空が、墨のような夜から、仄かに藍へと染まりつつあった。
 桜洛の町にはまだ静寂が残り、戦の名残があちこちに散らばっていた。
 天守の裏広場――そこに一枚の大布が掲げられる。
 それは銀糸を織り込んだ反物――智子が未奈と共に仕上げた“光纏絹”と同じ技術で織られた、巨大な織幕だった。
 布には、こう織り込まれていた。
『民は花なり。
 闇に咲き、光をもって実を結ぶ。
 今ここに、希望の政を。』
 筆ではない。織り糸で紡がれた文字――まさに、布で書かれた宣言。
 その場に居合わせた民たちは、朝霧の中、静かにその言葉を見上げていた。
 布の前に立つのは、薄紅の織衣を身にまとった智子だった。
 風が髪を揺らす。
 彼女の足元は、昨夜の戦いで崩れかけた石畳。
 けれど、その背筋は真っすぐだった。
「皆さま……おはようございます」
 その声は、最初、少しかすれていた。
 だが、すぐに息を整え、智子は布の言葉をなぞるように語りはじめた。
「……この桜洛は、今まで多くのものを“隠して”きました。
 嘘、汚職、差別――私もまた、見て見ぬふりをしてきました。ですが、もう、目を背けることはしません」
 彼女の目が、民衆の一人ひとりを見渡す。
 怯えた目をしていた老婆。
 子を抱きながら立ちすくむ女。
 服を煤で汚した若者。
 誰一人として、同じ境遇ではなかった。
 けれど、智子は誰にも等しく向けた。
「私は、機を織る者です。
 そして、これからは未来を織る者として……この地に、新たな始まりを誓います」
 誰かが息を呑んだ。
「この織幕は、言葉を“語る”のではなく、“残す”ために作りました。
 皆さまの声を、手を、支えを、この布のように、絡み合わせて……新しい桜洛を紡いでいくのです」
 その言葉には誇張も飾りもなかった。
 ただ一つ、心からの“誠実”があった。
 やがて、ざわりと人々の間に波紋が広がり、
 その中心で一人の老婆が声を上げた。
「……智子さま、ありがてぇ。
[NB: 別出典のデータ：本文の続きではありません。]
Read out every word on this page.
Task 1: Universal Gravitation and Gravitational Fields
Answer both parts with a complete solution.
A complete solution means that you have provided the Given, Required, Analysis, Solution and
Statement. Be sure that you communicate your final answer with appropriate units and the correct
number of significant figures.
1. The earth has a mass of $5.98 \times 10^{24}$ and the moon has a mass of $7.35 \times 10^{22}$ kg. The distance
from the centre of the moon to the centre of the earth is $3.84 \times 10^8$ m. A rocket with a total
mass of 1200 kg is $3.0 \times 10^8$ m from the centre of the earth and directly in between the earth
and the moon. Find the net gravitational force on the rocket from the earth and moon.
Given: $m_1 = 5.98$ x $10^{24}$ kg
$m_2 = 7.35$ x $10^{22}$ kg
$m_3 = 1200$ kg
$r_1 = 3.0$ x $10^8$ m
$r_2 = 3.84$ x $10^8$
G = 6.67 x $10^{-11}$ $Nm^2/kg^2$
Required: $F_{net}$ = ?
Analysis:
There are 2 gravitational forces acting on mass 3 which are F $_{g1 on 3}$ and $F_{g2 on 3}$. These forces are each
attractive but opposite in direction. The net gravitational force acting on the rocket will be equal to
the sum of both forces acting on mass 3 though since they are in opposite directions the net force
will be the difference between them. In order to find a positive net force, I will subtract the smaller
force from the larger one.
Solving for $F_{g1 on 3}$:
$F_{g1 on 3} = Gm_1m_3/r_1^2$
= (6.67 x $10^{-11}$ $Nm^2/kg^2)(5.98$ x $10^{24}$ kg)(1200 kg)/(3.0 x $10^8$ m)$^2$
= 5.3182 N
こんな布、見たことねぇ」
「うちの子にも、教えてやりてぇ!」
「手伝えることがあれば、わしらも!」
 拍手が起こった。
 小さな音だった。
 けれど、それは確かに広がっていった。
 やがてそれは、町全体を包む拍手の渦となり、
 智子の背後の布を、まるで朝日が照らすように輝かせた。
(拓巳様……私は、信じております)
 胸の中で、そっと言葉を紡いだ智子は、ひとつだけ深く、頭を下げた。
 ――夜が明けた。
 そして、桜洛に新たな光が差し込んだ。